A thunderstorm is ringing through the neighborhood, flashes of light invoke fear in the big blue eyes of my little children. My older kids, they look to me to gauge my reaction. The little ones they come running. I don’t mind the storm. I sense the oppressive heat needs a break, and this is the only thing that will free cooler air in the middle of July’s summer. The flicker of lights tells me we could have a real storm on our hands and I think about the fun of lighting candles and snuggling together. My children see it differently. The loud crackle and flickering lights says something unknown and something out of control. They need comfort, and they run to us, they run straight into our arms. I am happy to comfort them. To remind them it will be okay. We will stay together and hold them and reassure them until the summer storm passes. The feelings of motherhood surface, and I feel love pouring all over me and through me and dripping onto them. Their fear subsides as quickly as it came. I can see the tenseness melt away and the smiles appear as they snuggle in close. Safe. Loved. Known.
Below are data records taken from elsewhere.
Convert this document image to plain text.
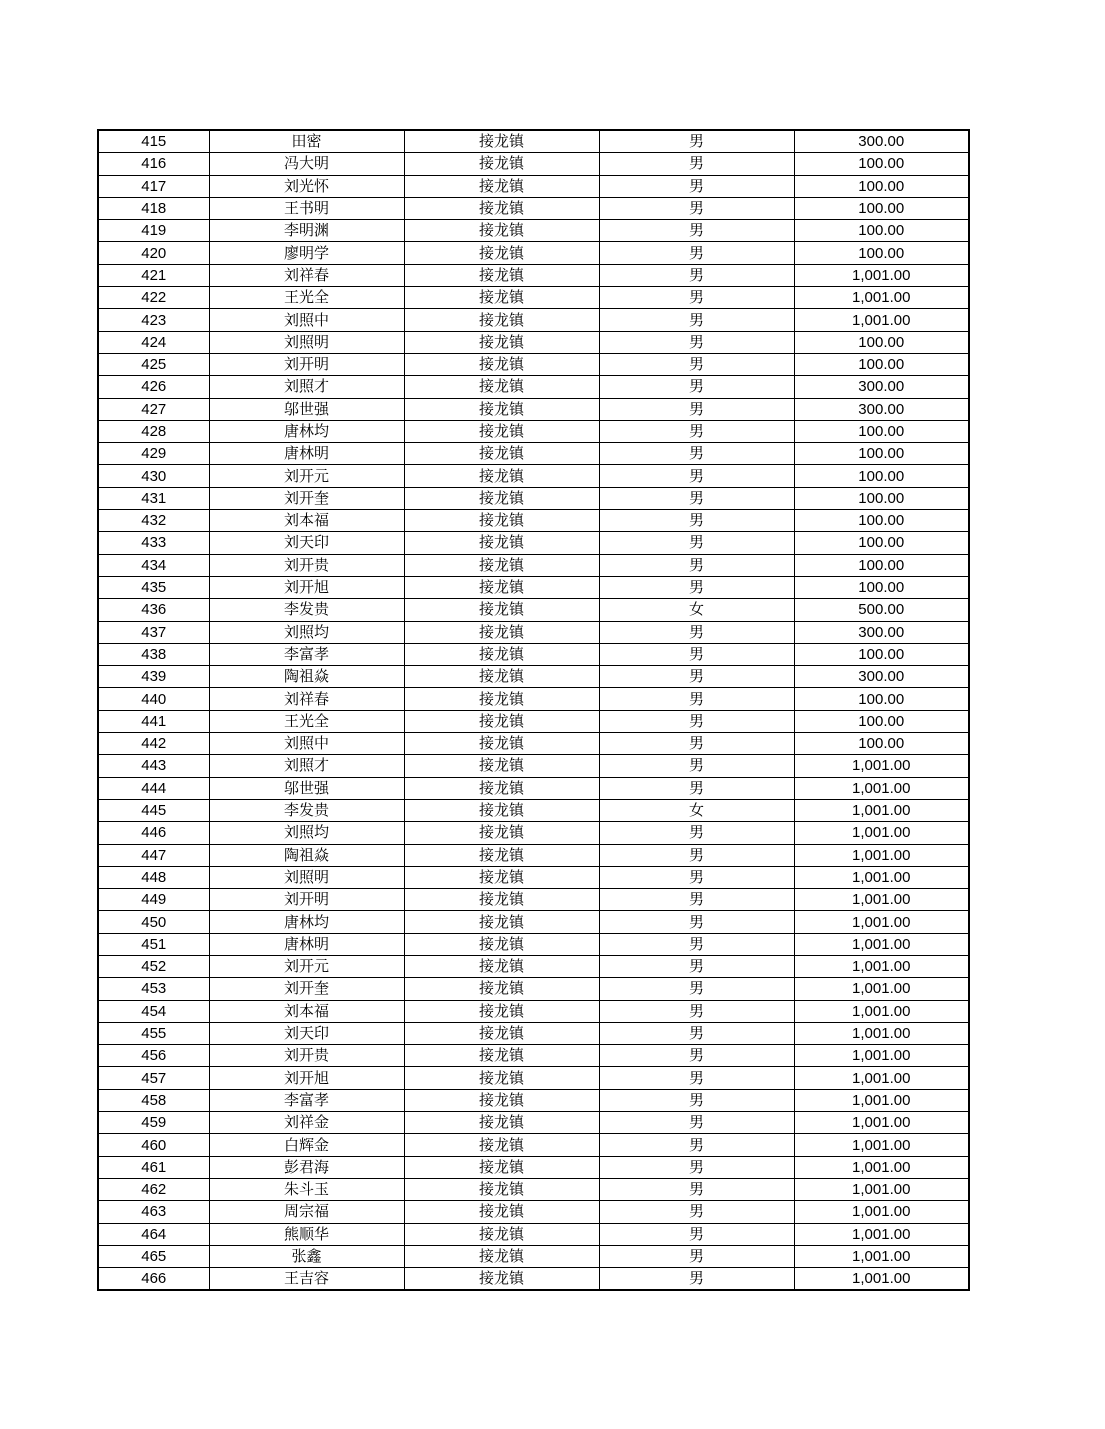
415	田密	接龙镇	男	300.00
416	冯大明	接龙镇	男	100.00
417	刘光怀	接龙镇	男	100.00
418	王书明	接龙镇	男	100.00
419	李明渊	接龙镇	男	100.00
420	廖明学	接龙镇	男	100.00
421	刘祥春	接龙镇	男	1,001.00
422	王光全	接龙镇	男	1,001.00
423	刘照中	接龙镇	男	1,001.00
424	刘照明	接龙镇	男	100.00
425	刘开明	接龙镇	男	100.00
426	刘照才	接龙镇	男	300.00
427	邬世强	接龙镇	男	300.00
428	唐林均	接龙镇	男	100.00
429	唐林明	接龙镇	男	100.00
430	刘开元	接龙镇	男	100.00
431	刘开奎	接龙镇	男	100.00
432	刘本福	接龙镇	男	100.00
433	刘天印	接龙镇	男	100.00
434	刘开贵	接龙镇	男	100.00
435	刘开旭	接龙镇	男	100.00
436	李发贵	接龙镇	女	500.00
437	刘照均	接龙镇	男	300.00
438	李富孝	接龙镇	男	100.00
439	陶祖焱	接龙镇	男	300.00
440	刘祥春	接龙镇	男	100.00
441	王光全	接龙镇	男	100.00
442	刘照中	接龙镇	男	100.00
443	刘照才	接龙镇	男	1,001.00
444	邬世强	接龙镇	男	1,001.00
445	李发贵	接龙镇	女	1,001.00
446	刘照均	接龙镇	男	1,001.00
447	陶祖焱	接龙镇	男	1,001.00
448	刘照明	接龙镇	男	1,001.00
449	刘开明	接龙镇	男	1,001.00
450	唐林均	接龙镇	男	1,001.00
451	唐林明	接龙镇	男	1,001.00
452	刘开元	接龙镇	男	1,001.00
453	刘开奎	接龙镇	男	1,001.00
454	刘本福	接龙镇	男	1,001.00
455	刘天印	接龙镇	男	1,001.00
456	刘开贵	接龙镇	男	1,001.00
457	刘开旭	接龙镇	男	1,001.00
458	李富孝	接龙镇	男	1,001.00
459	刘祥金	接龙镇	男	1,001.00
460	白辉金	接龙镇	男	1,001.00
461	彭君海	接龙镇	男	1,001.00
462	朱斗玉	接龙镇	男	1,001.00
463	周宗福	接龙镇	男	1,001.00
464	熊顺华	接龙镇	男	1,001.00
465	张鑫	接龙镇	男	1,001.00
466	王吉容	接龙镇	男	1,001.00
Is this what love does? Is this what the verse, “perfect love casts out all fear” could mean? There is a lot to be afraid of. The current state of things is rocky at best. We are seeking truth, and there seems to be conflicting truths wherever you turn. We are seeking justice. And it seems to be that not everyone values justice. We are seeking peace. The paths of peace are obstructed with opinion after opinion, obstacle after obstacle and a corrupt system that doesn’t seem to change. We are seeking safety. But when I look at views, they all seem to be fear based. Fear inducing. Fear exploiting. I wonder in this magnetic storm, if love could center it all.
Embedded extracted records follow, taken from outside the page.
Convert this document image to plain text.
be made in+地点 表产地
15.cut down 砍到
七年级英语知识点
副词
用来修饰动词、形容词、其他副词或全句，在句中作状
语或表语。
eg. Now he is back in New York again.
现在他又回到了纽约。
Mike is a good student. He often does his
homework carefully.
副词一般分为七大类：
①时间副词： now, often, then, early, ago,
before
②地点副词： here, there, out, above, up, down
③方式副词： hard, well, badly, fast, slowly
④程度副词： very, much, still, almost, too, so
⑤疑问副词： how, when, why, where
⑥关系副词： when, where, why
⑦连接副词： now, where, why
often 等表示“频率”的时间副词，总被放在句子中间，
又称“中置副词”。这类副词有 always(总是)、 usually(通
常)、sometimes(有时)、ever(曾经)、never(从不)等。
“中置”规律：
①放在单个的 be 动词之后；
Could a love be acquired in this time period…and replace fear? A self-love, a love for others, a love for the world around us. I believe we need a receiving of love that is steadfast. When I quiet myself in the morning sun and all is still except for the sound of birds out my window, I sense love inside. I feel at peace. I ask God questions, how do you want me to think about this or that? He answers me in my heart, what feels like love? The question goes away because I know the answer. And along with it, stress…fear…frustration. Love envelops me like a parents hug on a stormy night. The fears go away because the answers to my questions always reflect love. I feel safe, loved and known.
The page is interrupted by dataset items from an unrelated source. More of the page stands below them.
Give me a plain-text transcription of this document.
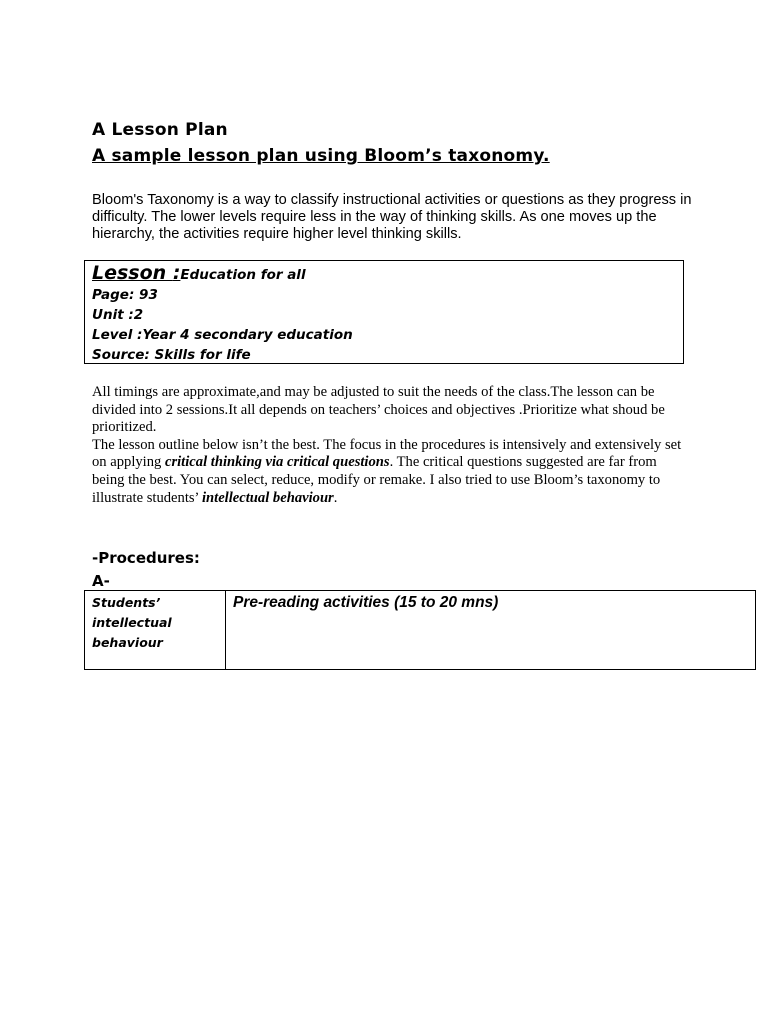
A Lesson Plan
A sample lesson plan using Bloom’s taxonomy.

Bloom's Taxonomy is a way to classify instructional activities or questions as they progress in difficulty. The lower levels require less in the way of thinking skills. As one moves up the hierarchy, the activities require higher level thinking skills.

Lesson :Education for all
Page: 93
Unit :2
Level :Year 4 secondary education
Source: Skills for life

All timings are approximate,and may be adjusted to suit the needs of the class.The lesson can be divided into 2 sessions.It all depends on teachers’ choices and objectives .Prioritize what shoud be prioritized.

The lesson outline below isn’t the best. The focus in the procedures is intensively and extensively set on applying critical thinking via critical questions. The critical questions suggested are far from being the best. You can select, reduce, modify or remake. I also tried to use Bloom’s taxonomy to illustrate students’ intellectual behaviour.

-Procedures:
A-
Students’ intellectual behaviour	Pre-reading activities (15 to 20 mns)
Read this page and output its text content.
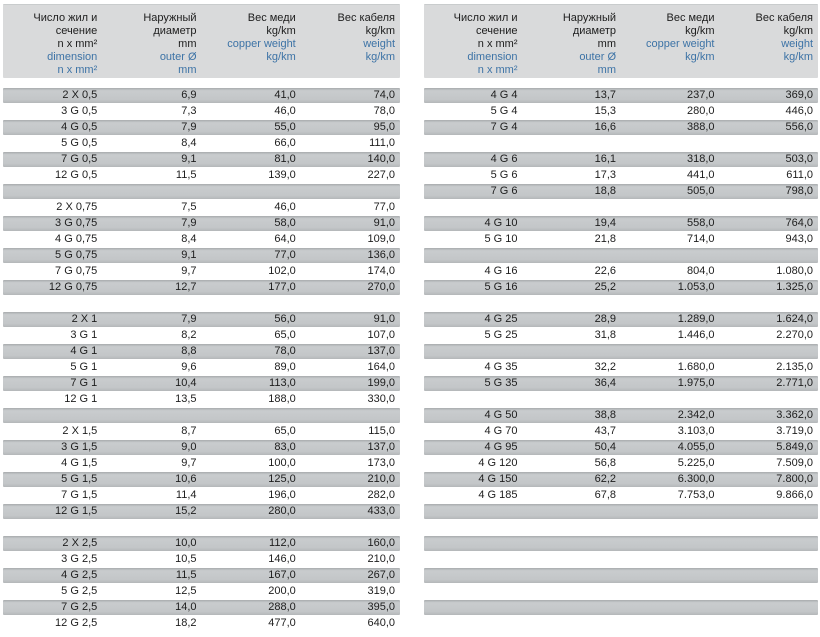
Число жил и
сечение
n x mm²
dimension
n x mm²
Наружный
диаметр
mm
outer Ø
mm
Вес меди
kg/km
copper weight
kg/km
Вес кабеля
kg/km
weight
kg/km
2 X 0,5	6,9	41,0	74,0
3 G 0,5	7,3	46,0	78,0
4 G 0,5	7,9	55,0	95,0
5 G 0,5	8,4	66,0	111,0
7 G 0,5	9,1	81,0	140,0
12 G 0,5	11,5	139,0	227,0
2 X 0,75	7,5	46,0	77,0
3 G 0,75	7,9	58,0	91,0
4 G 0,75	8,4	64,0	109,0
5 G 0,75	9,1	77,0	136,0
7 G 0,75	9,7	102,0	174,0
12 G 0,75	12,7	177,0	270,0
2 X 1	7,9	56,0	91,0
3 G 1	8,2	65,0	107,0
4 G 1	8,8	78,0	137,0
5 G 1	9,6	89,0	164,0
7 G 1	10,4	113,0	199,0
12 G 1	13,5	188,0	330,0
2 X 1,5	8,7	65,0	115,0
3 G 1,5	9,0	83,0	137,0
4 G 1,5	9,7	100,0	173,0
5 G 1,5	10,6	125,0	210,0
7 G 1,5	11,4	196,0	282,0
12 G 1,5	15,2	280,0	433,0
2 X 2,5	10,0	112,0	160,0
3 G 2,5	10,5	146,0	210,0
4 G 2,5	11,5	167,0	267,0
5 G 2,5	12,5	200,0	319,0
7 G 2,5	14,0	288,0	395,0
12 G 2,5	18,2	477,0	640,0
Число жил и
сечение
n x mm²
dimension
n x mm²
Наружный
диаметр
mm
outer Ø
mm
Вес меди
kg/km
copper weight
kg/km
Вес кабеля
kg/km
weight
kg/km
4 G 4	13,7	237,0	369,0
5 G 4	15,3	280,0	446,0
7 G 4	16,6	388,0	556,0
4 G 6	16,1	318,0	503,0
5 G 6	17,3	441,0	611,0
7 G 6	18,8	505,0	798,0
4 G 10	19,4	558,0	764,0
5 G 10	21,8	714,0	943,0
4 G 16	22,6	804,0	1.080,0
5 G 16	25,2	1.053,0	1.325,0
4 G 25	28,9	1.289,0	1.624,0
5 G 25	31,8	1.446,0	2.270,0
4 G 35	32,2	1.680,0	2.135,0
5 G 35	36,4	1.975,0	2.771,0
4 G 50	38,8	2.342,0	3.362,0
4 G 70	43,7	3.103,0	3.719,0
4 G 95	50,4	4.055,0	5.849,0
4 G 120	56,8	5.225,0	7.509,0
4 G 150	62,2	6.300,0	7.800,0
4 G 185	67,8	7.753,0	9.866,0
I challenge ourselves to posture in such a way that we can receive love. Be it from yourself, oh the beauty of self-care, from others, allow your fear to be known so they can step in and speak love, and from God, for if we are created in God’s image, surely God’s perfect love can cast out our fears. I also challenge you to humble yourself in the giving portion of love. Giving a quiet moment to your soul, practicing gratitude for what you have and set your intentions of being a gift to others. What words of love can you speak into someone else life? What fear can you cast away? How can we remind them that they are known and loved? We can follow the golden rule and treat others as we would like to be treated. We can do this in both thought and deed and inso doing change the tide of our souls temperature from agitation to peace. For the verse “love your neighbor as yourself” means that you both receive love and give love.
How much progress would we make in society if love and empathy were the tools of choice and not fear. I am confident that when we approach our lives honoring this love within us, it reignites a light that reflects grace and wisdom. This grace and wisdom then pours out on those around us. I do believe in the power of love. It is a verb. Love is an action. It is something we must hone in and practice in little ways. And those little waves we make, will soon wash over us with peace that surpasses all understanding.
Allowing love to overcome fear, is allowing love to do what it is meant to do. Love is FOR us and it will make a clear path. If we decide to embrace it. If we decide to live it. If we decide to give it.